11 Ways to Handle a Heckler

Getty Images
Getty Images / Getty Images

Heckling isn't just rude. The vast majority of comedians will be able to quickly combat anything you shout out and make you look silly. That’s what they’re paid to do. So keep quiet, because they don’t come down to your work and … well, you probably know the rest.

Here are 11 different strategies comedians have used to quiet an unruly audience member.

1. Be Quicker Than the Quick

It’s a comedian’s job to be wittier than anyone in the audience. So, when a woman in the crowd gets off a pretty nice jab, this comedian just bides his time and waits for his chance to throw the knockout punch.

2. Turn the Tables

Some comedians refuse to acknowledge people shouting out from the audience. Comedian Joe Klocek goes the complete opposite direction, bringing his tormentor up on stage to get a taste of his own medicine. Contains NSFW language.

3. Start Crying

Around the 5:12 mark the late, great Andy Kaufman responds to a shouting audience member by simply saying: “If you want to heckle me, you win” and then proceeds to get upset and start crying. But don’t feel bad. If you know anything about Kaufman you know this was very likely all an act.

4. Reassure Them

In this interview with a Birmingham paper, the great Bill Cosby explains how he handles people shouting out during his shows:

I was at Lake Tahoe in the late '60s. I already had the mindset that when people wanted to interrupt to say things, the first thing is to understand what they are saying, and then respond as if you were really interested in what a person was saying. When you listen to that, many times if you stay linear with it, you can get rid of 'em post haste. So I walked out onstage, had on a brown leather suit, and the shoes I had on were high-tops and had sort of like a dark brown mustard color. It was a midnight show, so the people have a chance to medicate themselves with alcohol. The room holds 750—Harrahs, Lake Tahoe, one of the most beautiful rooms in the world. And a woman's voice shouted out, "I hate those shoes!" And because of the way I think—which is not to challenge, not to beat up the person but to understand what the person has just said and to remain linear—I said, "Madame, you are very, very fortunate, because these shoes will not be performing." And, man, I never heard from her again.

5. Remain Grateful

When Deepak Sethi is heckled by a member of the military he skillfully manages to defuse the situation while still offering thanks for the soldier’s service. Contains NSFW language.

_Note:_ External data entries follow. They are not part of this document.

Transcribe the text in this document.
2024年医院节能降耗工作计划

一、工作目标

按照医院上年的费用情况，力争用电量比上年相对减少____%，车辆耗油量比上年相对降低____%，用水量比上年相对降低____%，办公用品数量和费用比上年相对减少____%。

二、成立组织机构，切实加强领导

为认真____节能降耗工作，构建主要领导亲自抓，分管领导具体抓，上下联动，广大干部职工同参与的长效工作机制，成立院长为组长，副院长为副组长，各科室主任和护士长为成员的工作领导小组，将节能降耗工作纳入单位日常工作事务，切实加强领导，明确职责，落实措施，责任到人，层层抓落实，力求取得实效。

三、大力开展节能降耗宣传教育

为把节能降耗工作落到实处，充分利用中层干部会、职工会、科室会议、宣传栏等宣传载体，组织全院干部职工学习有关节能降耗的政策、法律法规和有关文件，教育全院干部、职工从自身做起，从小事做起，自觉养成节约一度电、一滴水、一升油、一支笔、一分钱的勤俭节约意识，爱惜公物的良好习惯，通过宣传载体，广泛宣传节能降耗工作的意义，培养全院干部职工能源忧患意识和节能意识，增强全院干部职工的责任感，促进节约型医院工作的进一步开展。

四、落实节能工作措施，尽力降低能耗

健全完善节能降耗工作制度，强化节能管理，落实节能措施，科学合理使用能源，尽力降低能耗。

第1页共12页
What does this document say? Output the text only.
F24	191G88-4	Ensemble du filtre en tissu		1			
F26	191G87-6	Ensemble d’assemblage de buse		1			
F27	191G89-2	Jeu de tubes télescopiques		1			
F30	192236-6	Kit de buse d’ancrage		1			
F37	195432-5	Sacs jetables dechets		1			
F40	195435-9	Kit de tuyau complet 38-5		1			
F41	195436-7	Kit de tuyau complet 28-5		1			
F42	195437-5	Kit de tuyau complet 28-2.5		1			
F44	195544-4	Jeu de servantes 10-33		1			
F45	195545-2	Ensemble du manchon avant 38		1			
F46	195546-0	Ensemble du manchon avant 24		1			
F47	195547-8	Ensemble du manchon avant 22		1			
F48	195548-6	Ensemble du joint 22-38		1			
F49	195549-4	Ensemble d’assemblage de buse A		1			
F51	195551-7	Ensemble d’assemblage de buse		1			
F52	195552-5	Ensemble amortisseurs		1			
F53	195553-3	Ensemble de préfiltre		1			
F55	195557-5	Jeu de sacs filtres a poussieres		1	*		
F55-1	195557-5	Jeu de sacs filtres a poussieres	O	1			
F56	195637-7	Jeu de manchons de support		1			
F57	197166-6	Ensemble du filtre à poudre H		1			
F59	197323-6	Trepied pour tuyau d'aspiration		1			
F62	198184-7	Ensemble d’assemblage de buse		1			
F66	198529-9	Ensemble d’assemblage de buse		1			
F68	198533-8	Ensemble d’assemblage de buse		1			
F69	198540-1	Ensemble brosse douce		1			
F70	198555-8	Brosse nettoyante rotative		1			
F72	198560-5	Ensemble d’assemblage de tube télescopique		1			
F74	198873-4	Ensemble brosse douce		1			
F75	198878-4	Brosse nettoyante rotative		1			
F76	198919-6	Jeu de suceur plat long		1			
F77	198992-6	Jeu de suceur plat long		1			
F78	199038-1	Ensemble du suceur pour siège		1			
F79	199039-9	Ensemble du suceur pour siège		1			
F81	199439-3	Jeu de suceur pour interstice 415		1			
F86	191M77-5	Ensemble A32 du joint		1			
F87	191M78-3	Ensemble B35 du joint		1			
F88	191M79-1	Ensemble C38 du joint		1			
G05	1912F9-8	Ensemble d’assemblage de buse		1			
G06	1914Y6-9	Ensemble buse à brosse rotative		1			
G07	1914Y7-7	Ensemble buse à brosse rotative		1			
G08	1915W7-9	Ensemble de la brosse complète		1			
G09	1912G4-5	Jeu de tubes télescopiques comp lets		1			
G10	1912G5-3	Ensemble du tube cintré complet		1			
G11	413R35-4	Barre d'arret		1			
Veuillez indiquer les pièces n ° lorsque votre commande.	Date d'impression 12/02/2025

6. Make Them Face the Music

When Zach Galifianakis notices an audience member not paying attention, or even facing him, he immediately abandons his planned material in order to start this entertaining conversation. Contains NSFW language.

7. Get Inside Their Heads

In his recent Reddit AMA, Jerry Seinfeld offered up his approach for dealing with yellers. It’s very compassionate:

Very early on in my career, I hit upon this idea of being the Heckle Therapist. So that when people would say something nasty, I would immediately become very sympathetic to them and try to help them with their problem and try to work out what was upsetting them, and try to be very understanding with their anger. It opened up this whole fun avenue for me as a comedian, and no one had ever seen that before. Some of my comedian friends used to call me - what did they say? - that I would counsel the heckler instead of fighting them. Instead of fighting them, I would say "You seem so upset, and I know that's not what you wanted to have happen tonight. Let's talk about your problem" and the audience would find it funny and it would really discombobulate the heckler too, because I wouldn't go against them, I would take their side.

8. Wonder Who They Are

In the early days of his career Patton Oswalt encountered a heckler that was so calm, rational and full of advice that he was left wondering if the man was magical.

9. Make A Movie

Jamie Kennedy dislikes hecklers so much that he made an entire feature-length documentary on these disruptive viewers. The film features interviews with a huge number of comics, as well as George Lucas. Because, honestly, he probably gets heckled a lot.

10. Encourage Them

Jimmy Carr starts out this clip by explaining that he doesn’t get shouted down nearly as much as he used to. As a result he then allows the audience a free period to shout anything they want—with him responding hilariously to each. Contains NSFW language.

11. Let Your Hand Do the Talking

Okay, Tony Gwynn Jr. is not a comedian. He’s a baseball player. But with this very clever and subtle response to a screaming fan in the outfield bleachers he at least proves he does have a sense of humor.